As previously announced, Governor David Ige issued a new emergency proclamation transferring rule-making authority to the county mayors. But only Honolulu announced its rule changes ahead of time. So let’s go over what Hawaii restrictions changed yesterday as the new emergency proclamation took effect.
In my previous coverage, I went over changes being made to Hawaii’s pandemic-era restrictions. Simply put, most state-level restrictions went away on December 1, with county mayors receiving full rule-making authority. That said, Safe Travels remains in place, as does the statewide indoor mask mandate. Naturally, since each county can now make its own rules, things have gotten a bit more convoluted.
What Hawaii Restrictions Changed Yesterday
Mayor Rick Blangiardi announced Honolulu’s updated rules at the same time Governor Ige announced his new emergency proclamation.
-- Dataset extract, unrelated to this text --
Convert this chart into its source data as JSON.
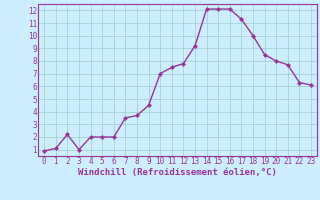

But, I’ll cover it again here for simplicity’s sake.
Here on Oahu, Mayor Blangiardi immediately announced that social distancing requirements for indoor restaurants, bars, gyms, and entertainment venues are going away on December 1. This move allows all of these establishments to go back to 100% capacity once again, as social distancing requirements. Sure, the state abolished its capacity limits a while ago. But, complying with the social distancing requirements kept capacities low anyhow. Further, Honolulu no longer has a capacity limit for large gatherings or smaller, private social gatherings.
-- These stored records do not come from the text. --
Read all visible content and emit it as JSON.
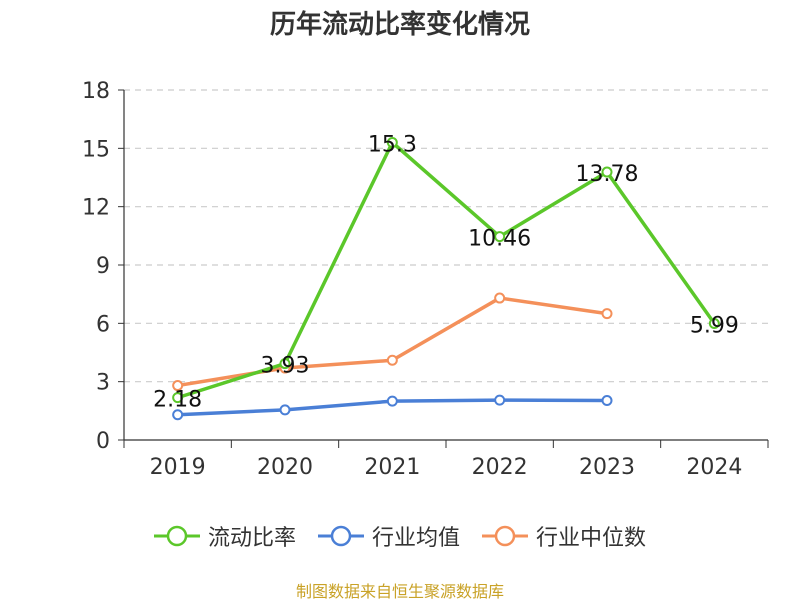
{
  "chart_data": {
    "type": "line",
    "title": "历年流动比率变化情况",
    "categories": [
      "2019",
      "2020",
      "2021",
      "2022",
      "2023",
      "2024"
    ],
    "ylim": [
      0,
      18
    ],
    "yticks": [
      0,
      3,
      6,
      9,
      12,
      15,
      18
    ],
    "grid": true,
    "legend_position": "bottom",
    "series": [
      {
        "name": "流动比率",
        "color": "#5bc72a",
        "values": [
          2.18,
          3.93,
          15.3,
          10.46,
          13.78,
          5.99
        ],
        "labels": [
          "2.18",
          "3.93",
          "15.3",
          "10.46",
          "13.78",
          "5.99"
        ]
      },
      {
        "name": "行业均值",
        "color": "#4a7fd6",
        "values": [
          1.3,
          1.55,
          2.0,
          2.05,
          2.03,
          null
        ]
      },
      {
        "name": "行业中位数",
        "color": "#f4905a",
        "values": [
          2.8,
          3.7,
          4.1,
          7.3,
          6.5,
          null
        ]
      }
    ]
  },
  "source": "制图数据来自恒生聚源数据库"
}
It’s worth noting that Safe Access Oahu is here to stay, at least for now. This means that to dine-in at an indoor restaurant or bar, you must present proof of full vaccination (including the two-week waiting period) or proof of a negative COVID test taken within the past 48hours.
Following Oahu’s lead, Maui County is doing away with social distancing requirements for restaurants and bars too. Also, the county is also eliminating all outdoor restrictions. Where things differ, however, are Maui County’s limits on indoor commercial events. A capacity limit of 75 remains in place, though operators can apply for an exemption. Events with exemptions must adhere to specific safety requirements that must be approved by county officials ahead of time.
Also like Oahu, Maui is keeping its Maui Safer Outside system in place. That means, to dine indoors, you’ll need to show proof of full vaccination, a negative COVID test taken within the past 48 hours, or a letter from a doctor proving that you’ve recovered from a COVID infection.
Like Oahu and Maui, Hawaii county is also doing away with social distancing requirements for restaurants and bars, and did away with the 10-person maximum party size. Capacity limits for restaurants, bars, and barbershops are also going away, while social gathering limits are increasing. Going forward, indoor gathering limits are now 25 (up from 10) and outdoor gathers are now 100 (up from 25).
Hawaii County does not have a vaccine or testing requirement for indoor dining.
Since the repeal of its tier system, the Garden Isle used state-level rules as its own. So, with Governor Ige’s repeal of most state-level restrictions, Kauai no longer follows any of those either, including those regarding social distancing and capacity limits. The only rules now in effect outside of the state-level ones mentioned earlier are those governing gathering sizes. Going forward, Kauai County is allowing social gatherings of up to 40 participants in indoor settings and up to 100 in outdoor settings. Organizers are allowed to exceed those limits. However, for non-conforming gatherings an event coordinator must verify that all participants are fully vaccinated or have tested negative for COVID-19 within the past 24 hours. What’s more, event organizers no longer need to notify the Kauai Emergency Management Agency.
If you asked me a couple of weeks ago about these changes, I would’ve said that it’s about time. But, with Omicron now a thing and case rates rising around the world (even before Omicron), I’m not so sure. While they’re great for businesses, these changes to our rules will likely keep me out of restaurants and bars, at least for now. That said, its up to the individual business owners to adopt these changes or not. Some will more than likely stick too stricter safety protocols on their own volition. And those are the businesses I’m more likely to patronize for the time being. That said, it’s important to continue supporting our local businesses as much as possible.
So, please, don’t hassle business owners for adopting or not adopting the new rules. If you don’t like it, either get your meal to-go or go elsewhere. We all need to stick together during these trying times and continue to spread aloha instead of germs!